The head of the country's police said the plane crashed shortly before landing at Vilnius airport.
“It fell a few kilometers before the airport, it just skidded for a few hundred meters, its debris somewhat caught a residential house," said Police Commissioner-General Renatas Požėla. "Residential infrastructure around the house was on fire, and the house was slightly damaged, but we managed to evacuate people.”
Lithuanian’s public broadcaster LRT, quoting an emergency official, said two people had been taken to the hospital after the crash, and one was later pronounced dead.
The Lithuanian airport authority identified the aircraft as a DHL cargo plane arriving from Leipzig, Germany. It posted on the social platform X that city services including a fire truck were on site.
Flight-tracking data from FlightRadar24, analyzed by The Associated Press, showed the aircraft made a turn to the north of the airport, lining up for landing, before crashing a little more than 1.5 kilometers (1 mile) short of the runway.

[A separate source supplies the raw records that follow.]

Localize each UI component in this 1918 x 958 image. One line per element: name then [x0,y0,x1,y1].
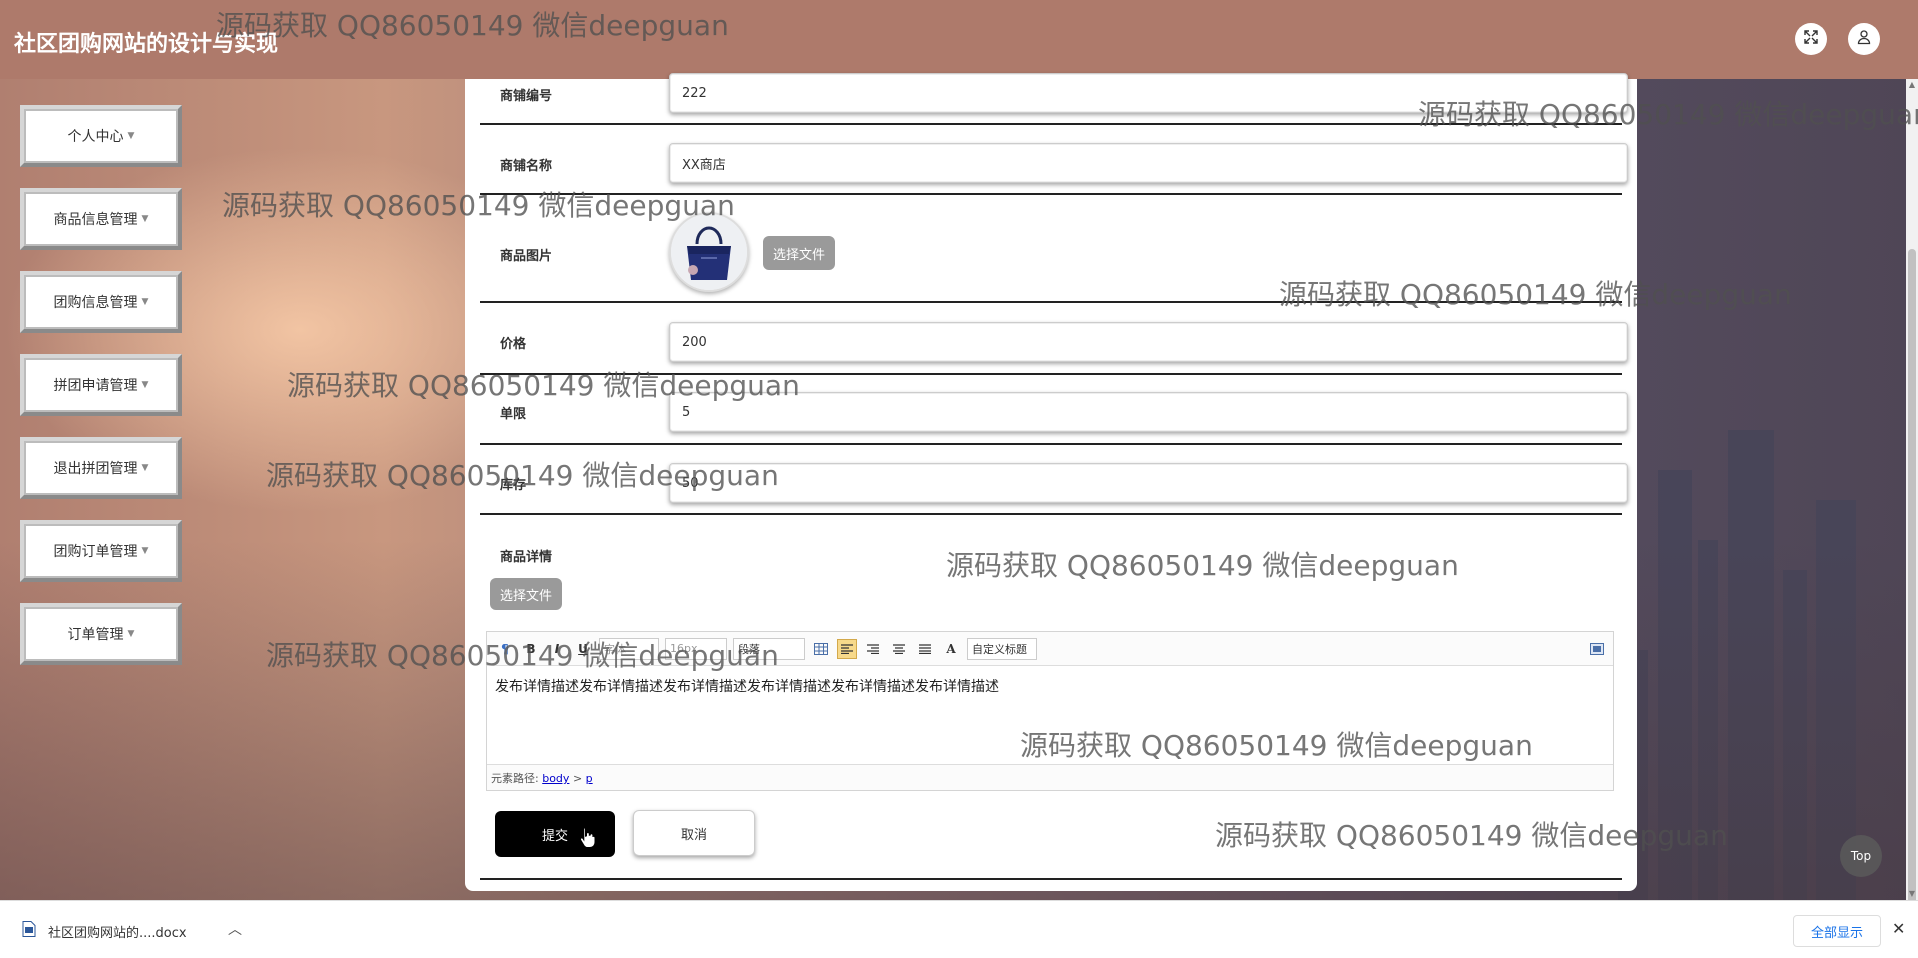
watermark: 源码获取 QQ86050149 微信deepguan [1020,729,1533,762]
sidebar-item-label: 团购信息管理 [53,295,138,311]
download-item[interactable]: 社区团购网站的....docx [22,921,187,941]
caret-down-icon: ▼ [127,131,135,141]
shop-no-label: 商铺编号 [500,89,553,104]
watermark: 源码获取 QQ86050149 微信deepguan [1279,278,1792,311]
word-document-icon [22,921,36,941]
sidebar-item-personal-center[interactable]: 个人中心 ▼ [20,105,182,167]
hand-cursor-icon [579,826,597,852]
watermark: 源码获取 QQ86050149 微信deepguan [266,459,779,492]
sidebar-item-label: 退出拼团管理 [53,461,138,477]
shop-name-label: 商铺名称 [500,159,553,174]
watermark: 源码获取 QQ86050149 微信deepguan [222,189,735,222]
align-left-icon[interactable] [837,638,857,659]
sidebar-item-product-info[interactable]: 商品信息管理 ▼ [20,188,182,250]
choose-detail-file-button[interactable]: 选择文件 [490,578,563,610]
align-justify-icon[interactable] [915,639,935,659]
chevron-up-icon[interactable]: ︿ [228,919,242,939]
caret-down-icon: ▼ [141,463,149,473]
sidebar-item-label: 拼团申请管理 [53,378,138,394]
scroll-up-arrow-icon[interactable]: ▲ [1906,79,1918,91]
sidebar-item-group-quit[interactable]: 退出拼团管理 ▼ [20,437,182,499]
caret-down-icon: ▼ [141,297,149,307]
sidebar-item-label: 商品信息管理 [53,212,138,228]
user-button[interactable] [1848,23,1880,55]
fullscreen-editor-icon[interactable] [1587,639,1607,659]
align-right-icon[interactable] [863,639,883,659]
product-image-label: 商品图片 [500,249,553,264]
path-p-link[interactable]: p [586,772,593,785]
watermark: 源码获取 QQ86050149 微信deepguan [946,549,1459,582]
watermark: 源码获取 QQ86050149 微信deepguan [1215,819,1728,852]
details-label: 商品详情 [500,550,553,565]
font-color-button[interactable]: A [941,639,961,659]
choose-image-file-button[interactable]: 选择文件 [763,236,836,270]
limit-input[interactable]: 5 [669,392,1628,432]
caret-down-icon: ▼ [141,214,149,224]
submit-button[interactable]: 提交 [495,811,615,857]
cancel-button[interactable]: 取消 [633,810,755,856]
watermark: 源码获取 QQ86050149 微信deepguan [1418,98,1918,131]
sidebar-item-group-buy-info[interactable]: 团购信息管理 ▼ [20,271,182,333]
custom-title-select[interactable]: 自定义标题 [967,637,1037,660]
price-label: 价格 [500,337,527,352]
caret-down-icon: ▼ [141,380,149,390]
path-body-link[interactable]: body [542,772,569,785]
user-icon [1856,29,1872,49]
table-icon[interactable] [811,639,831,659]
watermark: 源码获取 QQ86050149 微信deepguan [216,9,729,42]
product-image-thumbnail [669,212,749,292]
sidebar-item-label: 团购订单管理 [53,544,138,560]
align-center-icon[interactable] [889,639,909,659]
show-all-downloads-button[interactable]: 全部显示 [1793,915,1881,947]
scroll-thumb[interactable] [1908,249,1916,949]
back-to-top-button[interactable]: Top [1840,835,1882,877]
sidebar-item-group-apply[interactable]: 拼团申请管理 ▼ [20,354,182,416]
element-path-prefix: 元素路径: [491,772,539,785]
watermark: 源码获取 QQ86050149 微信deepguan [266,639,779,672]
shop-name-input[interactable]: XX商店 [669,143,1628,183]
sidebar: 个人中心 ▼ 商品信息管理 ▼ 团购信息管理 ▼ 拼团申请管理 ▼ 退出拼团管理 ▼ 团购… [20,105,182,686]
download-file-name: 社区团购网站的....docx [48,925,187,941]
stock-input[interactable]: 50 [669,463,1628,503]
limit-label: 单限 [500,407,527,422]
sidebar-item-label: 个人中心 [67,129,124,145]
fullscreen-icon [1803,29,1819,49]
price-input[interactable]: 200 [669,322,1628,362]
sidebar-item-label: 订单管理 [67,627,124,643]
caret-down-icon: ▼ [127,629,135,639]
scroll-down-arrow-icon[interactable]: ▼ [1906,888,1918,900]
page-scrollbar[interactable]: ▲ ▼ [1906,79,1918,949]
path-separator: > [572,772,583,785]
watermark: 源码获取 QQ86050149 微信deepguan [287,369,800,402]
sidebar-item-group-orders[interactable]: 团购订单管理 ▼ [20,520,182,582]
sidebar-item-orders[interactable]: 订单管理 ▼ [20,603,182,665]
caret-down-icon: ▼ [141,546,149,556]
download-bar: 社区团购网站的....docx ︿ 全部显示 ✕ [0,900,1918,958]
element-path-bar: 元素路径: body > p [487,764,1613,790]
fullscreen-button[interactable] [1795,23,1827,55]
close-icon[interactable]: ✕ [1892,919,1905,938]
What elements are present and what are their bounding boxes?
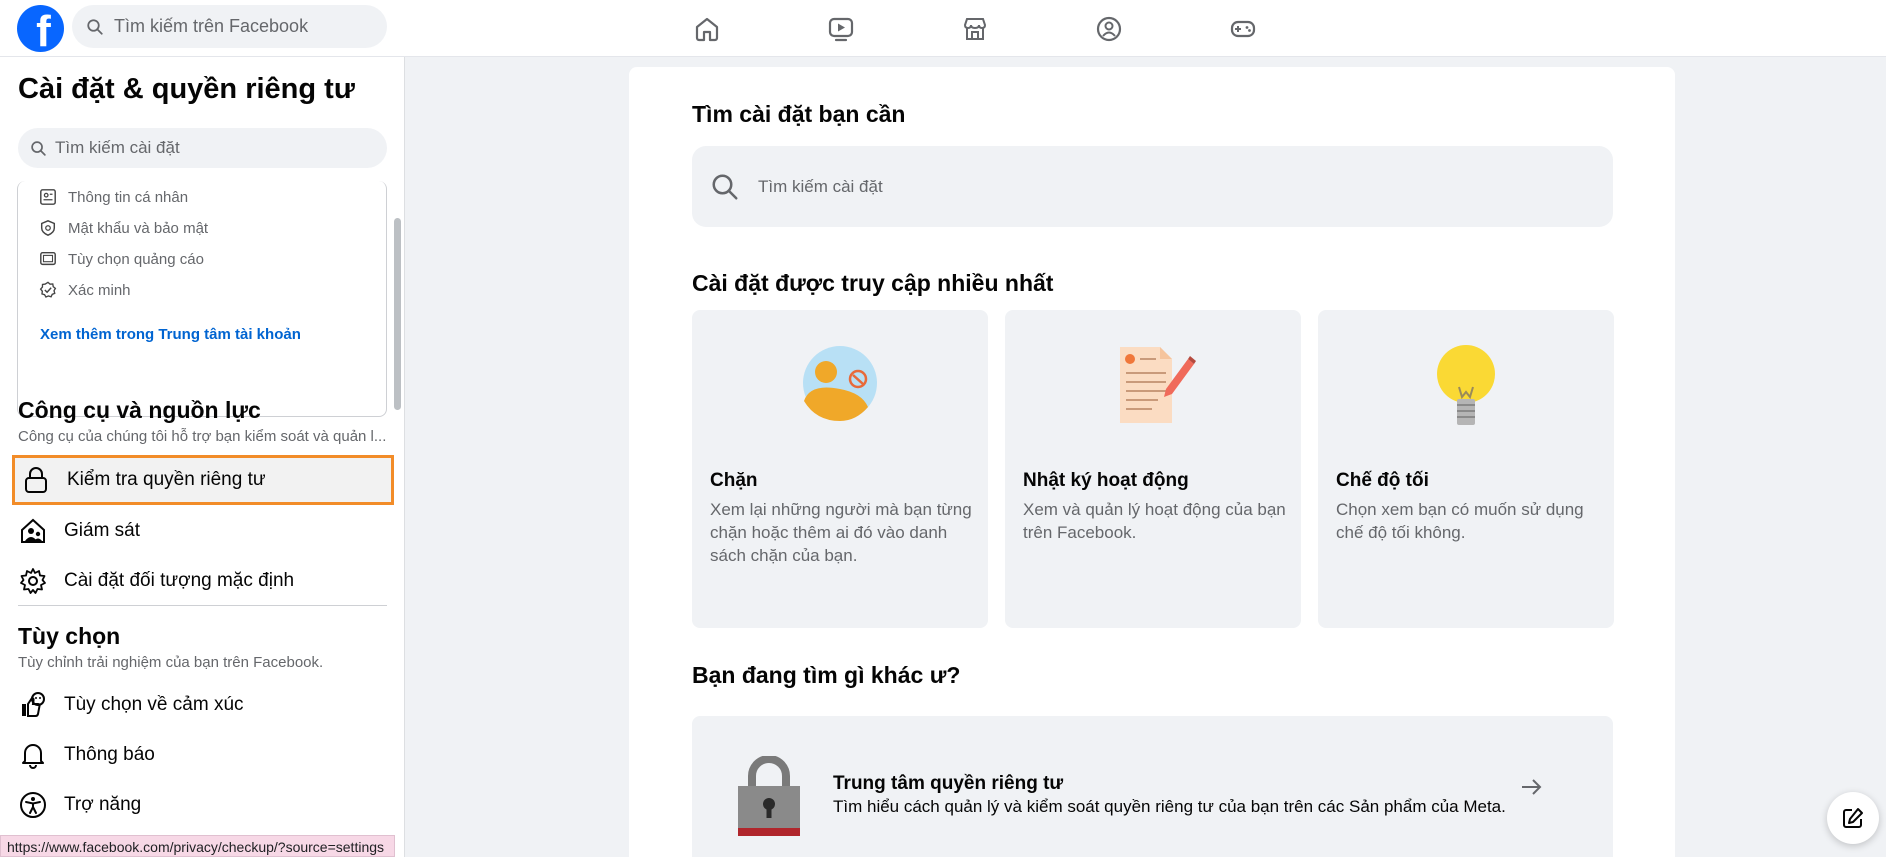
reactions-icon <box>18 690 48 720</box>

Authorities did not immediately offer a cause for the crash, which happened just before 5:30 a.m local time. Weather at the airport was around freezing temperature, with clouds before sunrise and winds around 30 kph (18 mph).
DHL Group, headquartered in Bonn, Germany, did not immediately return a call for comment.
The DHL aircraft was operated by Swiftair, a Madrid-based contractor. The carrier could not be immediately reached.
The Boeing 737 was 31 years old, which is considered by experts to be an older airframe, though that’s not unusual for cargo flights.